BRASÍLIA — O clima entre os tucanos que se reúnem nesta terça-feira em Brasília com o pré-candidato do PSDB à Presidência, Geraldo Alckmin, é de tristeza diante da certeza de que a Primeira Turma do Supremo Tribunal Federal (STF) irá transformar “o companheiro” Aécio Neves (PSDB-MG) em réu, em função da delação do empresário Joesley Batista. Entretanto, há uma estratégia de não deixar o episódio contaminar a campanha presidencial, fazendo uma separação clara entre o processo do mineiro e o partido.

Na segunda-feira, Aécio disse que a condição de réu, se for confirmada nesta terça, não significa culpa ao final do processo. E uma candidatura a reeleição ou a outro cargo será decidida por seu grupo político de Minas Gerais.

Senadores do partido adotaram o discurso de que a situação de Aécio é de caráter “pessoal”:

— Esse é um assunto privado do senador Aécio Neves e nada tem a ver com o partido. Temos que separar o público do privado. O julgamento hoje nos deixa numa situação de dificuldade dada a relação pessoal que temos com ele. Não é nada relacionada a sua atividade legislativa, como senador. O caso trata da venda de um imóvel. Cabe a Justiça examinar e fazer justiça — disse o senador Roberto Rocha (PSDB-MA), candidato ao governo do Maranhão, que acertou a ida de Alckmin a São Luis no próximo dia 05 de maio para o primeiro evento da campanha no Nordeste.

— Aécio é companheiro né? Bate uma tristeza! Mas a Justiça deverá ser feita para condenar ou absolver. Será um julgamento fora do partido, é um problema pessoal do senador Aécio, que está tendo toda a liberdade para se defender — defendeu o senador Ataídes Oliveira (PSDB-TO), que será o candidato do partido ao governo do Tocantins

Na saída do encontro com Alckmin, para tratar de agenda de campanha em seus estados, senadores reclamaram também de uma suposta cobrança para que lideranças do PSDB também sejam condenadas para compensar a prisão do ex-presidente Lula, do PT.

— Tem muito justiceiro nessa estória, tem que ter cautela. Porque Lula está preso tem que prender um do PSDB ou de outro partido? Querem jogar todo mundo na vala comum — reclamou Roberto Rocha, que completou: — Estamos entrando num caminho muito ruim, de criminalização da política. Ou resolvemos os problemas na política ou na porrada. Sem a política é voltar a barbárie, ao tempo das cavernas.
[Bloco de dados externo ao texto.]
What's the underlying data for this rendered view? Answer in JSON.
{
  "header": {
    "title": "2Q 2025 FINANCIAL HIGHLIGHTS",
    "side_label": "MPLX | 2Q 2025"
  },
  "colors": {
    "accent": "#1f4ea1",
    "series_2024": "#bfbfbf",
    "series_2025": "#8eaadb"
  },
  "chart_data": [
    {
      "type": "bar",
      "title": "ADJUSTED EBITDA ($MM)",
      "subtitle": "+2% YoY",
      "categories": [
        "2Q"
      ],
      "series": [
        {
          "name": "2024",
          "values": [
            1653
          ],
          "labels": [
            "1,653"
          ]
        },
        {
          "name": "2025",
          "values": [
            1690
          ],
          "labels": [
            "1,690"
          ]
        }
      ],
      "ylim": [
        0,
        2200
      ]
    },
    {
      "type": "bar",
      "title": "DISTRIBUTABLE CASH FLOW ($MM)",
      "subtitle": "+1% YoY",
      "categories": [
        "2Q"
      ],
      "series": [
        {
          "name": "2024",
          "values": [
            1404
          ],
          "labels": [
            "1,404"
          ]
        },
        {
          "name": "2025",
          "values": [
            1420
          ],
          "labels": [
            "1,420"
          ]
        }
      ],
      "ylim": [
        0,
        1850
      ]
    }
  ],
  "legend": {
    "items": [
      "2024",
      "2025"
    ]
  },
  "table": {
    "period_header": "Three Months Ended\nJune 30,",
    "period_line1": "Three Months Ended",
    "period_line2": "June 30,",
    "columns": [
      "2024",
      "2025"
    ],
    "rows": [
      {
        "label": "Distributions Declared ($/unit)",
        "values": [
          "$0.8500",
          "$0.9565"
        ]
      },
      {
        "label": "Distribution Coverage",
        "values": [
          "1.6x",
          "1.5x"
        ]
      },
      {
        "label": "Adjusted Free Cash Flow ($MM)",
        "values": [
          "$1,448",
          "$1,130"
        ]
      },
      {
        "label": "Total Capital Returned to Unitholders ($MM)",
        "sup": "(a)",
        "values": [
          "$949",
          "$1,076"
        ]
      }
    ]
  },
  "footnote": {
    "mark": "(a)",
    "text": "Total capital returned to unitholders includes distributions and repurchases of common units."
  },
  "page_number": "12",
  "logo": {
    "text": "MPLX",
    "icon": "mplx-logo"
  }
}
Nos encontros desta terça, Geraldo Alckmin discutiu com os senadores a agenda nos estados e as disputas majoritárias. O Tocantins, por exemplo, pode ter quatro eleições esse an se o Tribunal Superior Eleitoral (TSE) confirmar o afastamento do governador Marcelo Miranda (PMDB). Ataides irá disputar a eleição suplementar , qu deve ter dois turnos, e depois disputar a reeleição ou nova eleição em outubro, também em dois turnos.
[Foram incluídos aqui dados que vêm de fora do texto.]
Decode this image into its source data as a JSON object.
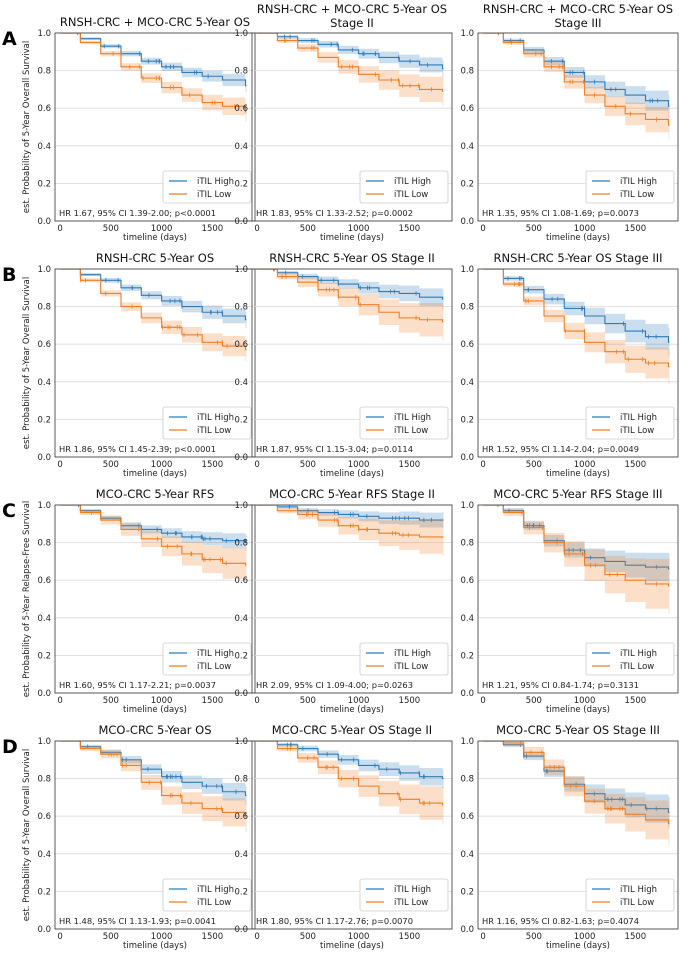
{
  "legend_labels": [
    "iTIL High",
    "iTIL Low"
  ],
  "colors": {
    "high": "#2f7ab8",
    "low": "#ef7f22",
    "grid": "#d9d9d9",
    "axis": "#333333"
  },
  "x_ticks": [
    0,
    500,
    1000,
    1500
  ],
  "y_ticks": [
    "0.0",
    "0.2",
    "0.4",
    "0.6",
    "0.8",
    "1.0"
  ],
  "rows": [
    {
      "letter": "A",
      "ylabel": "est. Probability of 5-Year Overall Survival"
    },
    {
      "letter": "B",
      "ylabel": "est. Probability of 5-Year Overall Survival"
    },
    {
      "letter": "C",
      "ylabel": "est. Probability of 5-Year Relapse-Free Survival"
    },
    {
      "letter": "D",
      "ylabel": "est. Probability of 5-Year Overall Survival"
    }
  ],
  "chart_data": [
    {
      "type": "line",
      "title": "RNSH-CRC + MCO-CRC 5-Year OS",
      "xlabel": "timeline (days)",
      "ylabel": "est. Probability of 5-Year Overall Survival",
      "xlim": [
        -50,
        1920
      ],
      "ylim": [
        0,
        1
      ],
      "stats": "HR 1.67, 95% CI 1.39-2.00; p<0.0001",
      "series": [
        {
          "name": "iTIL High",
          "x": [
            0,
            200,
            400,
            600,
            800,
            1000,
            1200,
            1400,
            1600,
            1826
          ],
          "y": [
            1.0,
            0.97,
            0.93,
            0.89,
            0.85,
            0.82,
            0.79,
            0.77,
            0.75,
            0.72
          ],
          "ci": 0.02
        },
        {
          "name": "iTIL Low",
          "x": [
            0,
            200,
            400,
            600,
            800,
            1000,
            1200,
            1400,
            1600,
            1826
          ],
          "y": [
            1.0,
            0.95,
            0.89,
            0.82,
            0.76,
            0.71,
            0.67,
            0.63,
            0.61,
            0.58
          ],
          "ci": 0.03
        }
      ]
    },
    {
      "type": "line",
      "title": "RNSH-CRC + MCO-CRC 5-Year OS Stage II",
      "xlabel": "timeline (days)",
      "ylabel": "",
      "xlim": [
        -50,
        1920
      ],
      "ylim": [
        0,
        1
      ],
      "stats": "HR 1.83, 95% CI 1.33-2.52; p=0.0002",
      "series": [
        {
          "name": "iTIL High",
          "x": [
            0,
            200,
            400,
            600,
            800,
            1000,
            1200,
            1400,
            1600,
            1826
          ],
          "y": [
            1.0,
            0.98,
            0.96,
            0.94,
            0.91,
            0.89,
            0.87,
            0.85,
            0.83,
            0.81
          ],
          "ci": 0.025
        },
        {
          "name": "iTIL Low",
          "x": [
            0,
            200,
            400,
            600,
            800,
            1000,
            1200,
            1400,
            1600,
            1826
          ],
          "y": [
            1.0,
            0.96,
            0.92,
            0.87,
            0.82,
            0.78,
            0.75,
            0.72,
            0.7,
            0.69
          ],
          "ci": 0.045
        }
      ]
    },
    {
      "type": "line",
      "title": "RNSH-CRC + MCO-CRC 5-Year OS Stage III",
      "xlabel": "timeline (days)",
      "ylabel": "",
      "xlim": [
        -50,
        1920
      ],
      "ylim": [
        0,
        1
      ],
      "stats": "HR 1.35, 95% CI 1.08-1.69; p=0.0073",
      "series": [
        {
          "name": "iTIL High",
          "x": [
            0,
            200,
            400,
            600,
            800,
            1000,
            1200,
            1400,
            1600,
            1826
          ],
          "y": [
            1.0,
            0.96,
            0.91,
            0.85,
            0.79,
            0.74,
            0.7,
            0.67,
            0.64,
            0.61
          ],
          "ci": 0.035
        },
        {
          "name": "iTIL Low",
          "x": [
            0,
            200,
            400,
            600,
            800,
            1000,
            1200,
            1400,
            1600,
            1826
          ],
          "y": [
            1.0,
            0.95,
            0.89,
            0.82,
            0.74,
            0.67,
            0.61,
            0.57,
            0.54,
            0.51
          ],
          "ci": 0.045
        }
      ]
    },
    {
      "type": "line",
      "title": "RNSH-CRC 5-Year OS",
      "xlabel": "timeline (days)",
      "ylabel": "est. Probability of 5-Year Overall Survival",
      "xlim": [
        -50,
        1920
      ],
      "ylim": [
        0,
        1
      ],
      "stats": "HR 1.86, 95% CI 1.45-2.39; p<0.0001",
      "series": [
        {
          "name": "iTIL High",
          "x": [
            0,
            200,
            400,
            600,
            800,
            1000,
            1200,
            1400,
            1600,
            1826
          ],
          "y": [
            1.0,
            0.97,
            0.94,
            0.9,
            0.86,
            0.83,
            0.8,
            0.77,
            0.75,
            0.73
          ],
          "ci": 0.025
        },
        {
          "name": "iTIL Low",
          "x": [
            0,
            200,
            400,
            600,
            800,
            1000,
            1200,
            1400,
            1600,
            1826
          ],
          "y": [
            1.0,
            0.94,
            0.87,
            0.8,
            0.74,
            0.69,
            0.65,
            0.61,
            0.59,
            0.57
          ],
          "ci": 0.035
        }
      ]
    },
    {
      "type": "line",
      "title": "RNSH-CRC 5-Year OS Stage II",
      "xlabel": "timeline (days)",
      "ylabel": "",
      "xlim": [
        -50,
        1920
      ],
      "ylim": [
        0,
        1
      ],
      "stats": "HR 1.87, 95% CI 1.15-3.04; p=0.0114",
      "series": [
        {
          "name": "iTIL High",
          "x": [
            0,
            200,
            400,
            600,
            800,
            1000,
            1200,
            1400,
            1600,
            1826
          ],
          "y": [
            1.0,
            0.98,
            0.96,
            0.94,
            0.92,
            0.9,
            0.88,
            0.87,
            0.85,
            0.84
          ],
          "ci": 0.03
        },
        {
          "name": "iTIL Low",
          "x": [
            0,
            200,
            400,
            600,
            800,
            1000,
            1200,
            1400,
            1600,
            1826
          ],
          "y": [
            1.0,
            0.96,
            0.93,
            0.89,
            0.85,
            0.81,
            0.77,
            0.74,
            0.73,
            0.72
          ],
          "ci": 0.06
        }
      ]
    },
    {
      "type": "line",
      "title": "RNSH-CRC 5-Year OS Stage III",
      "xlabel": "timeline (days)",
      "ylabel": "",
      "xlim": [
        -50,
        1920
      ],
      "ylim": [
        0,
        1
      ],
      "stats": "HR 1.52, 95% CI 1.14-2.04; p=0.0049",
      "series": [
        {
          "name": "iTIL High",
          "x": [
            0,
            200,
            400,
            600,
            800,
            1000,
            1200,
            1400,
            1600,
            1826
          ],
          "y": [
            1.0,
            0.95,
            0.89,
            0.84,
            0.79,
            0.75,
            0.71,
            0.67,
            0.64,
            0.61
          ],
          "ci": 0.045
        },
        {
          "name": "iTIL Low",
          "x": [
            0,
            200,
            400,
            600,
            800,
            1000,
            1200,
            1400,
            1600,
            1826
          ],
          "y": [
            1.0,
            0.92,
            0.83,
            0.75,
            0.67,
            0.61,
            0.56,
            0.52,
            0.5,
            0.48
          ],
          "ci": 0.055
        }
      ]
    },
    {
      "type": "line",
      "title": "MCO-CRC 5-Year RFS",
      "xlabel": "timeline (days)",
      "ylabel": "est. Probability of 5-Year Relapse-Free Survival",
      "xlim": [
        -50,
        1920
      ],
      "ylim": [
        0,
        1
      ],
      "stats": "HR 1.60, 95% CI 1.17-2.21; p=0.0037",
      "series": [
        {
          "name": "iTIL High",
          "x": [
            0,
            200,
            400,
            600,
            800,
            1000,
            1200,
            1400,
            1600,
            1826
          ],
          "y": [
            1.0,
            0.97,
            0.93,
            0.89,
            0.87,
            0.85,
            0.83,
            0.82,
            0.81,
            0.8
          ],
          "ci": 0.025
        },
        {
          "name": "iTIL Low",
          "x": [
            0,
            200,
            400,
            600,
            800,
            1000,
            1200,
            1400,
            1600,
            1826
          ],
          "y": [
            1.0,
            0.96,
            0.92,
            0.87,
            0.82,
            0.78,
            0.74,
            0.71,
            0.69,
            0.68
          ],
          "ci": 0.055
        }
      ]
    },
    {
      "type": "line",
      "title": "MCO-CRC 5-Year RFS Stage II",
      "xlabel": "timeline (days)",
      "ylabel": "",
      "xlim": [
        -50,
        1920
      ],
      "ylim": [
        0,
        1
      ],
      "stats": "HR 2.09, 95% CI 1.09-4.00; p=0.0263",
      "series": [
        {
          "name": "iTIL High",
          "x": [
            0,
            200,
            400,
            600,
            800,
            1000,
            1200,
            1400,
            1600,
            1826
          ],
          "y": [
            1.0,
            0.99,
            0.97,
            0.96,
            0.95,
            0.94,
            0.93,
            0.93,
            0.92,
            0.92
          ],
          "ci": 0.025
        },
        {
          "name": "iTIL Low",
          "x": [
            0,
            200,
            400,
            600,
            800,
            1000,
            1200,
            1400,
            1600,
            1826
          ],
          "y": [
            1.0,
            0.97,
            0.95,
            0.92,
            0.89,
            0.87,
            0.85,
            0.84,
            0.83,
            0.83
          ],
          "ci": 0.06
        }
      ]
    },
    {
      "type": "line",
      "title": "MCO-CRC 5-Year RFS Stage III",
      "xlabel": "timeline (days)",
      "ylabel": "",
      "xlim": [
        -50,
        1920
      ],
      "ylim": [
        0,
        1
      ],
      "stats": "HR 1.21, 95% CI 0.84-1.74; p=0.3131",
      "series": [
        {
          "name": "iTIL High",
          "x": [
            0,
            200,
            400,
            600,
            800,
            1000,
            1200,
            1400,
            1600,
            1826
          ],
          "y": [
            1.0,
            0.97,
            0.89,
            0.81,
            0.76,
            0.72,
            0.7,
            0.68,
            0.67,
            0.66
          ],
          "ci": 0.05
        },
        {
          "name": "iTIL Low",
          "x": [
            0,
            200,
            400,
            600,
            800,
            1000,
            1200,
            1400,
            1600,
            1826
          ],
          "y": [
            1.0,
            0.96,
            0.88,
            0.8,
            0.74,
            0.68,
            0.63,
            0.6,
            0.58,
            0.57
          ],
          "ci": 0.09
        }
      ]
    },
    {
      "type": "line",
      "title": "MCO-CRC 5-Year OS",
      "xlabel": "timeline (days)",
      "ylabel": "est. Probability of 5-Year Overall Survival",
      "xlim": [
        -50,
        1920
      ],
      "ylim": [
        0,
        1
      ],
      "stats": "HR 1.48, 95% CI 1.13-1.93; p=0.0041",
      "series": [
        {
          "name": "iTIL High",
          "x": [
            0,
            200,
            400,
            600,
            800,
            1000,
            1200,
            1400,
            1600,
            1826
          ],
          "y": [
            1.0,
            0.97,
            0.94,
            0.9,
            0.85,
            0.81,
            0.78,
            0.76,
            0.73,
            0.71
          ],
          "ci": 0.03
        },
        {
          "name": "iTIL Low",
          "x": [
            0,
            200,
            400,
            600,
            800,
            1000,
            1200,
            1400,
            1600,
            1826
          ],
          "y": [
            1.0,
            0.96,
            0.93,
            0.87,
            0.78,
            0.71,
            0.67,
            0.64,
            0.62,
            0.6
          ],
          "ci": 0.05
        }
      ]
    },
    {
      "type": "line",
      "title": "MCO-CRC 5-Year OS Stage II",
      "xlabel": "timeline (days)",
      "ylabel": "",
      "xlim": [
        -50,
        1920
      ],
      "ylim": [
        0,
        1
      ],
      "stats": "HR 1.80, 95% CI 1.17-2.76; p=0.0070",
      "series": [
        {
          "name": "iTIL High",
          "x": [
            0,
            200,
            400,
            600,
            800,
            1000,
            1200,
            1400,
            1600,
            1826
          ],
          "y": [
            1.0,
            0.98,
            0.96,
            0.93,
            0.9,
            0.87,
            0.85,
            0.83,
            0.81,
            0.8
          ],
          "ci": 0.03
        },
        {
          "name": "iTIL Low",
          "x": [
            0,
            200,
            400,
            600,
            800,
            1000,
            1200,
            1400,
            1600,
            1826
          ],
          "y": [
            1.0,
            0.96,
            0.91,
            0.86,
            0.8,
            0.76,
            0.72,
            0.69,
            0.67,
            0.66
          ],
          "ci": 0.06
        }
      ]
    },
    {
      "type": "line",
      "title": "MCO-CRC 5-Year OS Stage III",
      "xlabel": "timeline (days)",
      "ylabel": "",
      "xlim": [
        -50,
        1920
      ],
      "ylim": [
        0,
        1
      ],
      "stats": "HR 1.16, 95% CI 0.82-1.63; p=0.4074",
      "series": [
        {
          "name": "iTIL High",
          "x": [
            0,
            200,
            400,
            600,
            800,
            1000,
            1200,
            1400,
            1600,
            1826
          ],
          "y": [
            1.0,
            0.98,
            0.92,
            0.84,
            0.77,
            0.72,
            0.69,
            0.66,
            0.64,
            0.62
          ],
          "ci": 0.05
        },
        {
          "name": "iTIL Low",
          "x": [
            0,
            200,
            400,
            600,
            800,
            1000,
            1200,
            1400,
            1600,
            1826
          ],
          "y": [
            1.0,
            0.99,
            0.94,
            0.86,
            0.76,
            0.68,
            0.64,
            0.61,
            0.58,
            0.56
          ],
          "ci": 0.07
        }
      ]
    }
  ]
}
O tucano articula a formação de uma aliança com o PMDB de Marcelo Miranda, com o DEM, PV e PSC. A senadora Kátia Abreu , que se filiou ao PDT, não cumpre o prazo de filiação de seis meses e portanto ficará de fora dessa eleição suplementar. Masa deve ser a candidata ao governo na chapa de Ciro Gomes em outubro.
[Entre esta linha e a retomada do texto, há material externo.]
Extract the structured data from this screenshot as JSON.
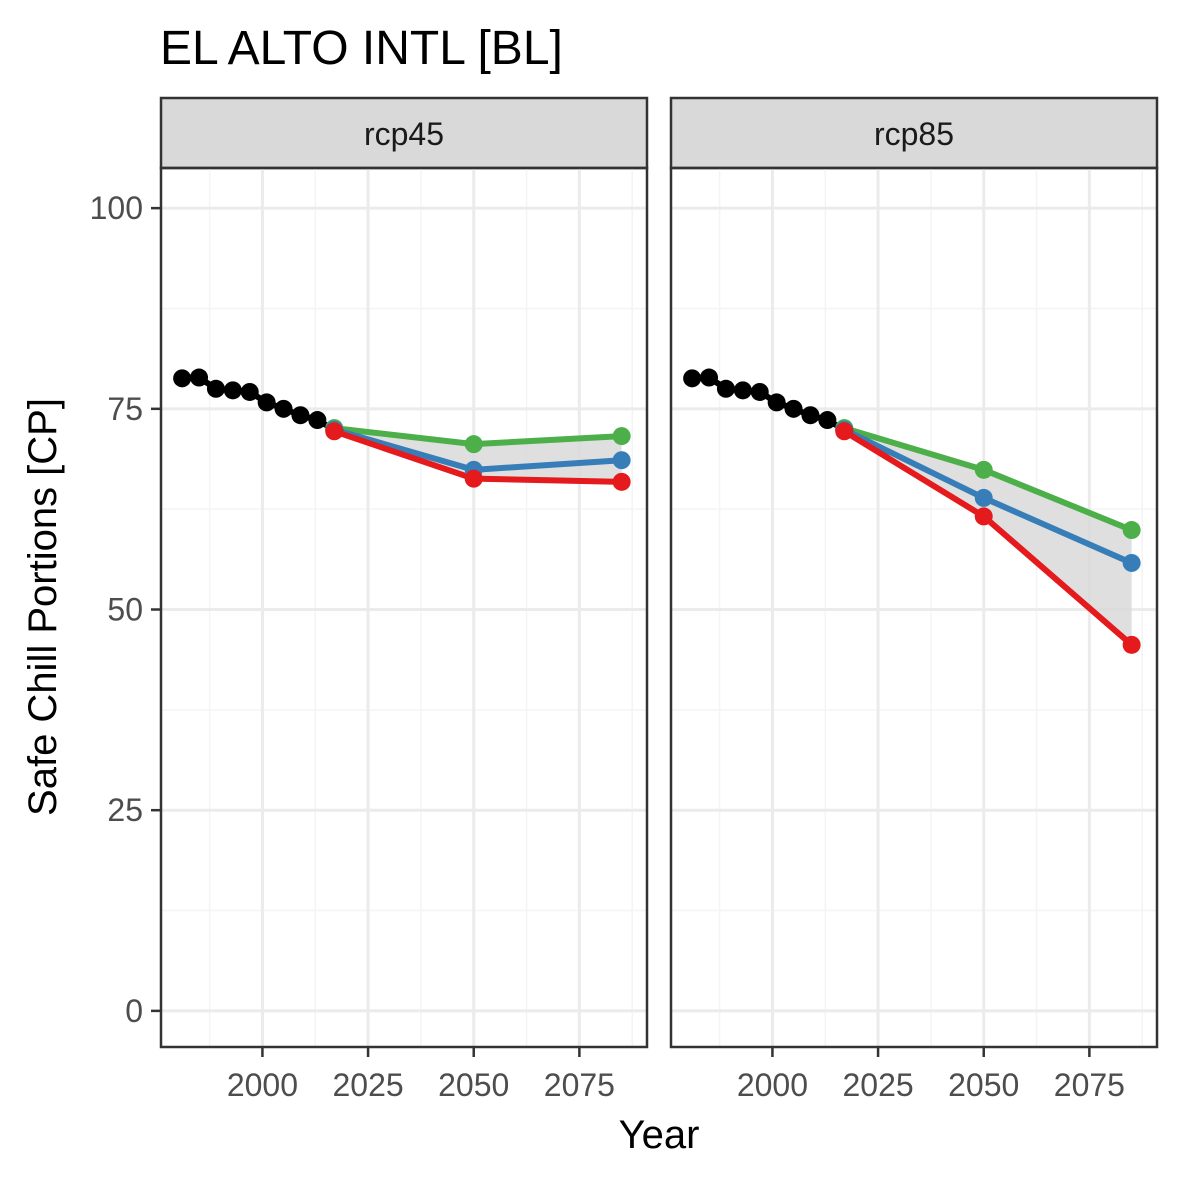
{
  "chart_data": {
    "type": "line",
    "title": "EL ALTO INTL [BL]",
    "xlabel": "Year",
    "ylabel": "Safe Chill Portions [CP]",
    "xlim": [
      1976,
      2091
    ],
    "ylim": [
      -4.5,
      105
    ],
    "x_ticks": [
      2000,
      2025,
      2050,
      2075
    ],
    "y_ticks": [
      0,
      25,
      50,
      75,
      100
    ],
    "grid": true,
    "legend": "none",
    "colors": {
      "historic": "#000000",
      "green": "#4daf4a",
      "blue": "#377eb8",
      "red": "#e41a1c",
      "ribbon": "#d9d9d9",
      "strip_fill": "#d9d9d9",
      "grid_major": "#ebebeb",
      "grid_minor": "#f4f4f4",
      "panel_border": "#333333",
      "axis_text": "#4d4d4d"
    },
    "panels": [
      {
        "strip": "rcp45",
        "historic": {
          "x": [
            1981,
            1985,
            1989,
            1993,
            1997,
            2001,
            2005,
            2009,
            2013,
            2017
          ],
          "y": [
            78.8,
            78.9,
            77.5,
            77.3,
            77.1,
            75.8,
            75.0,
            74.2,
            73.6,
            72.4
          ]
        },
        "scenarios": [
          {
            "color": "green",
            "x": [
              2017,
              2050,
              2085
            ],
            "y": [
              72.6,
              70.6,
              71.6
            ]
          },
          {
            "color": "blue",
            "x": [
              2017,
              2050,
              2085
            ],
            "y": [
              72.4,
              67.4,
              68.6
            ]
          },
          {
            "color": "red",
            "x": [
              2017,
              2050,
              2085
            ],
            "y": [
              72.2,
              66.3,
              65.9
            ]
          }
        ],
        "ribbon": {
          "x": [
            2017,
            2050,
            2085
          ],
          "ymin": [
            72.2,
            66.3,
            65.9
          ],
          "ymax": [
            72.6,
            70.6,
            71.6
          ]
        }
      },
      {
        "strip": "rcp85",
        "historic": {
          "x": [
            1981,
            1985,
            1989,
            1993,
            1997,
            2001,
            2005,
            2009,
            2013,
            2017
          ],
          "y": [
            78.8,
            78.9,
            77.5,
            77.3,
            77.1,
            75.8,
            75.0,
            74.2,
            73.6,
            72.4
          ]
        },
        "scenarios": [
          {
            "color": "green",
            "x": [
              2017,
              2050,
              2085
            ],
            "y": [
              72.6,
              67.4,
              59.9
            ]
          },
          {
            "color": "blue",
            "x": [
              2017,
              2050,
              2085
            ],
            "y": [
              72.4,
              63.9,
              55.8
            ]
          },
          {
            "color": "red",
            "x": [
              2017,
              2050,
              2085
            ],
            "y": [
              72.2,
              61.6,
              45.6
            ]
          }
        ],
        "ribbon": {
          "x": [
            2017,
            2050,
            2085
          ],
          "ymin": [
            72.2,
            61.6,
            45.6
          ],
          "ymax": [
            72.6,
            67.4,
            59.9
          ]
        }
      }
    ]
  }
}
— O Tocantins está um verdadeiro ninho de guacho. Mas vamos desatar esse ninho aos poucos — disse Ataides Oliveira.

Além dos encontros políticos, Geraldo Alckmin está reunido com o advogado do partido, José Eduardo Alckmin, que responde pela parte eleitoral e também criminal do PSDB. Junto com Alberto Toron, ele também integra a defesa de Aécio Neves. O advogado nega que tenha vindo tratar da transferência do processo de Geraldo Alckmin, em que um delator o acusa de ter recebido , através do cunhado Adhemar Cesar Ribeiro, R$10.7 milhões para as campanhas de 2010 e 2014, para a Justiça Eleitoral. Alckmin nega que tenha usado doações não contabilizadas em suas campanhas.

— Não vim tratar nem de Aécio nem da transferência para a Justiça Eleitoral. Vim tratar de assuntos mais toscos — brincou o advogado José Eduardo Alckmin, que é primo de Geraldo.

No momento do julgamento de Aécio, a tarde, Alckmin estará em um evento de campanha em Brasília. Fará uma palestra na 6ª Mobilização Nacional de Vereadores, da Associação Brasileira de Câmaras Municipais com o tema “As perspectivas para o Brasil 2018”.